3. Select the Superscript or Subscript button in the Font group. The button’s background will turn a darker gray than the surrounding ribbon when the formatting is turned on.
4. Type the text that should receive the superscript or subscript formatting. (This step is not necessary if you selected existing text during step 2.)
5. Select the Superscript or Subscript button again to turn off the formatting when you are finished (see figure 2). The button’s background will match the surrounding ribbon when the formatting is turned off.
6. Save your file to save your new superscript or subscript.
How to Use the Symbol Dialog Box to Insert Superscripts and Subscripts
The Symbol dialog box offers superscript versions of the numbers zero through nine and a small collection of subscripts mainly used in equations and formulas.
Important Note: Symbols are part of font files installed on your computer, so the symbols available to you will depend on the font you are using. However, all commonly used fonts (e.g., Ariel, Times New Roman, Helvetica) should include the symbols shown here using the Calibri font.
1. Place your cursor where you want to insert the superscript or subscript.
2. Select the Insert tab in the ribbon.
3. Select Symbol in the Symbols group.
4. Select More Symbols in the drop-down menu.
5. Ensure that you are viewing the Symbols tab in the Symbol dialog box.
6. Select normal text in the Font menu so that your superscript or subscript matches your current font.
7. Select Superscripts and Subscripts in the Subset drop-down menu.
8. Select the superscript or subscript you need from the menu.
9. Select the Insert button.
Pro Tip: You can move your cursor around the document and insert additional superscripts and subscripts while the Symbol dialog box is open.
10. Select the Close button to close the Symbol dialog box.

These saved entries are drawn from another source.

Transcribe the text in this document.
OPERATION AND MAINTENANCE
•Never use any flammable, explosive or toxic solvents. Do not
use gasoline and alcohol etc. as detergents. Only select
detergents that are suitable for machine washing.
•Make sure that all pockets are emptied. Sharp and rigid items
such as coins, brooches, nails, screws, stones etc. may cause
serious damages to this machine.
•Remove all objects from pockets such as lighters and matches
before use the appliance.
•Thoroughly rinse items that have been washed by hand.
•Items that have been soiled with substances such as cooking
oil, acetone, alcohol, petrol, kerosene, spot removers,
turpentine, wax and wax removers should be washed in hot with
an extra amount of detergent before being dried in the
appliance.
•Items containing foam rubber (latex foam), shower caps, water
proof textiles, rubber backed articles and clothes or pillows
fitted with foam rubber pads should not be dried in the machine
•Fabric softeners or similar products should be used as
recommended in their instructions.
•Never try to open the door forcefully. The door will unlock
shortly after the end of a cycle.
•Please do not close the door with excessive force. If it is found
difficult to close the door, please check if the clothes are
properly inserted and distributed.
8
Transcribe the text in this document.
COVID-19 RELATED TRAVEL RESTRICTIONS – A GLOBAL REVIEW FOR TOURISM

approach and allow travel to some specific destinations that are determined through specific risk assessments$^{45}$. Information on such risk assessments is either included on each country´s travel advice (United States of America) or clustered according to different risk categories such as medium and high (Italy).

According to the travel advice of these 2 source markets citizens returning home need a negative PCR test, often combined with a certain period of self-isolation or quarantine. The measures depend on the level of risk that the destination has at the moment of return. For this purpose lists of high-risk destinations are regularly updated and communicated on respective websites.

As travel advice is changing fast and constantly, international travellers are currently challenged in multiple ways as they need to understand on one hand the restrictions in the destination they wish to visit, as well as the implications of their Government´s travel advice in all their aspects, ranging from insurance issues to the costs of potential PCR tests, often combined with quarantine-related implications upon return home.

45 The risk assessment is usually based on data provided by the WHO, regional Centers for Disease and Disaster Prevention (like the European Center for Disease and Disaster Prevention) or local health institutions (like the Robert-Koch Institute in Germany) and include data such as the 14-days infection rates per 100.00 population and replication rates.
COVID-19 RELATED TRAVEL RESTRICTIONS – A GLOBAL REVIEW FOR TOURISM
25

11. Save your file to save your new superscript or subscript.
A Word on Shortcut Keys
You may have noticed that the Symbol dialog box includes shortcut keys for superscripts and subscripts. Those shortcut keys differ from the keyboard shortcuts shown below and are not included in this tutorial because they have performed inconsistently in my own projects.
How to Use Keyboard Shortcuts to Insert Superscripts and Subscripts
Windows users can use the following keyboard shortcuts to apply superscript or subscript formatting to any number, letter, or symbol in your document.
1. Place your cursor where you want to insert the superscript or subscript. Or, select the existing text that you want to format as a superscript or subscript.
2. Type the keyboard shortcut:
Superscript: Ctrl + Shift + +
(Control, Shift, and the plus sign)
Subscript: Crtl + =
(Control and the equal sign)
Important Note: Use the plus sign and the equal sign in the main keyboard because their equivalents in the number pad won’t work.
3. Type the text that should receive the superscript or subscript formatting. (This step is not necessary if you selected existing text during step 1.)
4. Retype the keyboard shortcut to turn off the formatting when you are finished.
5. Save your file to save your new superscript or subscript.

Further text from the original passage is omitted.